My #1 Strategy for Employee Engagement
First, don't try to “create a sense of urgency"
Whenever leaders ask me how they can “create a sense of urgency,” I usually just roll my eyes. (It ranks right up there with “turn on the tap” and “educate the market” in my top 10 list of most delusional ambitions.)
Before you try to foster this so-called “urgency,” check out this insightful post from Kimber Lockhart, CTO at One Medical, who warns: "Don’t create a sense of urgency, foster a sense of purpose.”
"Trying to create a sense of urgency almost always backfires… instead look for a sense of purpose. A sense of purpose is a deep understanding of the reasons behind our efforts and a desire to pour in time and energy because that purpose resonates with the impact we’d like to make on the world.”
Sounds pithy, great Tweet! But how do you actually do that?
How to actually foster a sense of purpose
Is the trick to craft a great mission statement? Not at all.
For most employees, if they’re being honest, the company’s mission statement sounds hollow. (Sorry, it’s true.) Most people are working towards achieving their own goals, not yours. (But that’s fine - we can work with that).
Don't confuse the two - there’s a big difference between the company’s purpose and the employees’ purpose.
One of the biggest mistakes I made early on in my career was assuming everyone on my team had the same goals and motivations as me. Eventually, I learned that each of us have our own goals and motivations. Some of us find meaning in crafting great products. Some of us like to solve puzzles. Some of us thrive off of human interaction. And some of us just want to win at all costs. Each of your employees will have their own goals and motivations. The question is, how do you discover them?

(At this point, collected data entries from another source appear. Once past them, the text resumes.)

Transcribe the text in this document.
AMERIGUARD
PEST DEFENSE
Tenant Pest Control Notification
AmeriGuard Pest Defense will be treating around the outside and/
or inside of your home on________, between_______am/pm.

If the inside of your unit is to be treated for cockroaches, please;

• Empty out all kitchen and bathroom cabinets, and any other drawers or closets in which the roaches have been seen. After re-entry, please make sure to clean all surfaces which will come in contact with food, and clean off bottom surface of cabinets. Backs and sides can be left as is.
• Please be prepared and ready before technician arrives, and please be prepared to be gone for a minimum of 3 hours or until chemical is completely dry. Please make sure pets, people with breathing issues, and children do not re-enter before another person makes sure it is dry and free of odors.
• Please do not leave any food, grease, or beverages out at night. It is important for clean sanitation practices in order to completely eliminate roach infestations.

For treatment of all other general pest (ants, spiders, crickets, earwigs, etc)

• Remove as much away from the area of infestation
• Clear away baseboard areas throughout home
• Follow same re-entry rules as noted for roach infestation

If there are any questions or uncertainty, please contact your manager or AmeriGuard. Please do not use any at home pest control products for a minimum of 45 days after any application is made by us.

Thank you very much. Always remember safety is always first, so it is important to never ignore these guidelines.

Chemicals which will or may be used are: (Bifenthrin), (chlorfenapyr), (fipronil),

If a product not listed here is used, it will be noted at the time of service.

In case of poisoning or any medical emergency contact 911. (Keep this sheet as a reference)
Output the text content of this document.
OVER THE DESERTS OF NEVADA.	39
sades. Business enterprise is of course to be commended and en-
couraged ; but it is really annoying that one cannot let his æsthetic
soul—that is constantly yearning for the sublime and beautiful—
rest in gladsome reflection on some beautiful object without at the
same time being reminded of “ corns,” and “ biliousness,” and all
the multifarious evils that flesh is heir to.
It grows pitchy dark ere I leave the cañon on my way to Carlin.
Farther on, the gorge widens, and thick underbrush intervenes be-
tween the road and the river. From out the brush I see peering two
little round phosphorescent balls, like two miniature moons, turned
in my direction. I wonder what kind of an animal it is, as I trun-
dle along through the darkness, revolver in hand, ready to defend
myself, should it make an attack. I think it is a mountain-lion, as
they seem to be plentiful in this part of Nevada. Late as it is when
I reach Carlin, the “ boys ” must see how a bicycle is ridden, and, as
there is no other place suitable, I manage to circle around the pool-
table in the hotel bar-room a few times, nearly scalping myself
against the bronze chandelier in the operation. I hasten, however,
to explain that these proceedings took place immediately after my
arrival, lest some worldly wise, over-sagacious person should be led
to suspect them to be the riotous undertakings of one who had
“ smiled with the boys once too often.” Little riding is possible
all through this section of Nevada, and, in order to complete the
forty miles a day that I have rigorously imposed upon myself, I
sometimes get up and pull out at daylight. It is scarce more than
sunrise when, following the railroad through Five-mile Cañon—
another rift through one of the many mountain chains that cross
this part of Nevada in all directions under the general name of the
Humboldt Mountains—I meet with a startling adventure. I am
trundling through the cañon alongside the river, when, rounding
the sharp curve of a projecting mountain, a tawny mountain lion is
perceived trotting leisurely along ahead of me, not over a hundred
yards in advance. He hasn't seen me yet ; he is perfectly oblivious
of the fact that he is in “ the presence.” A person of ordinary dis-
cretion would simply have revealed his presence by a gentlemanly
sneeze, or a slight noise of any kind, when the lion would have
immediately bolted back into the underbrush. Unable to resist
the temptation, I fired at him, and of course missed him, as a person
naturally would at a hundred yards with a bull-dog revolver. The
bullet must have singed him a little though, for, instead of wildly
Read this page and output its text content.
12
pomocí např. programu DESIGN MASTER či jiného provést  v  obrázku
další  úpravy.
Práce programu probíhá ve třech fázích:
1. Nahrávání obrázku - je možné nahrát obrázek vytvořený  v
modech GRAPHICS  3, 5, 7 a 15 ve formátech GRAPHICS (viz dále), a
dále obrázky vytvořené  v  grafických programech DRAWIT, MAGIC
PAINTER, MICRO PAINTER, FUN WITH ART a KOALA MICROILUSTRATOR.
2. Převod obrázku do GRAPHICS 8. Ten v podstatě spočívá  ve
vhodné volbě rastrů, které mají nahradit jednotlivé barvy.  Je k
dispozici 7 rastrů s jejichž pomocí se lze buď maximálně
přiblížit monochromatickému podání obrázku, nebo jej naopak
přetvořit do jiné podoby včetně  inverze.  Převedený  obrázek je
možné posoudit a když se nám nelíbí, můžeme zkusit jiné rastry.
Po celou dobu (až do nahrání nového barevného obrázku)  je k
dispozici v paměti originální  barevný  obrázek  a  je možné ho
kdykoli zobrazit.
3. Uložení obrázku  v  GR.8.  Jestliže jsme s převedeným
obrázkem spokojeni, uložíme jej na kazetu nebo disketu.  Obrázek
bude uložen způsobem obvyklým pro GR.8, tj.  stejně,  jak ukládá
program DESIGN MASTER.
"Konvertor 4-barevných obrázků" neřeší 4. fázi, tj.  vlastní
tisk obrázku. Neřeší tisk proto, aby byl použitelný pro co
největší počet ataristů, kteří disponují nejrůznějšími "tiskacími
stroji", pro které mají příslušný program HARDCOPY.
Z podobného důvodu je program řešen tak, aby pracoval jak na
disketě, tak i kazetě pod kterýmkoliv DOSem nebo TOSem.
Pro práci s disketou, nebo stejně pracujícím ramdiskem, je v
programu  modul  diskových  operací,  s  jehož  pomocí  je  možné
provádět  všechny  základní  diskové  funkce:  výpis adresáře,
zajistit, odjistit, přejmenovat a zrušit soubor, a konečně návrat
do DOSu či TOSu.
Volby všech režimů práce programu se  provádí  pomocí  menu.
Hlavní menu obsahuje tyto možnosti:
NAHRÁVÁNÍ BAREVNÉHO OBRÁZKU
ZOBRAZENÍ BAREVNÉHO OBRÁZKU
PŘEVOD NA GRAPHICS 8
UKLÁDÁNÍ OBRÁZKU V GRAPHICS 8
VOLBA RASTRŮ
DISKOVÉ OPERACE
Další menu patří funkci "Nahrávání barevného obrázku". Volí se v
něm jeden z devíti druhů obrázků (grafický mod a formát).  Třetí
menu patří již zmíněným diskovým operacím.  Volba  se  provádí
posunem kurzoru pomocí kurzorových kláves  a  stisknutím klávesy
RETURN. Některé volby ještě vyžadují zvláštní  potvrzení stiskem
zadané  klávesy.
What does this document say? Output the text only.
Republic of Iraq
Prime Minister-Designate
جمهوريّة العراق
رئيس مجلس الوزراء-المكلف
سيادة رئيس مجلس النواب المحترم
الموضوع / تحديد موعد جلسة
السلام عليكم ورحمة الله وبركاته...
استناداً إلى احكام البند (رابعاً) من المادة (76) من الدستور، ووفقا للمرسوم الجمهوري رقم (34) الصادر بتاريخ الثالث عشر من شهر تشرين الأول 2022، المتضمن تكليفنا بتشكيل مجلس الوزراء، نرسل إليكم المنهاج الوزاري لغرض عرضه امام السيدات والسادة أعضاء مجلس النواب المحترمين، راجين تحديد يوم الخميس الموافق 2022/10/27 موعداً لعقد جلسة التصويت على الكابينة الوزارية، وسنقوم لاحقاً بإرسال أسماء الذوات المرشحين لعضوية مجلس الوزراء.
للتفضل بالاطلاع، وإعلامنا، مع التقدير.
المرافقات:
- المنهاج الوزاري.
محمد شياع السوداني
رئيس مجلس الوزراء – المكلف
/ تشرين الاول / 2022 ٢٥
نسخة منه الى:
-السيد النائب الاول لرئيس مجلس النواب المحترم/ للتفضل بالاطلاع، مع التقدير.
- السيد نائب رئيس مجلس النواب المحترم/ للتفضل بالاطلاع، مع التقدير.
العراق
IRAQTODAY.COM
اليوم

The solution was so simple, it’s almost embarrassing. I just asked each person on my team to tell me about their goals, what sort of work they love, and what sort of work they dislike. Each person had a clear answer, and each one surprised me more than the next!
As a manager, take the time to ask each of your people what sort of work they enjoy, and what their goals are. And then, as a leader, figure out how to make each person a hero in their own story.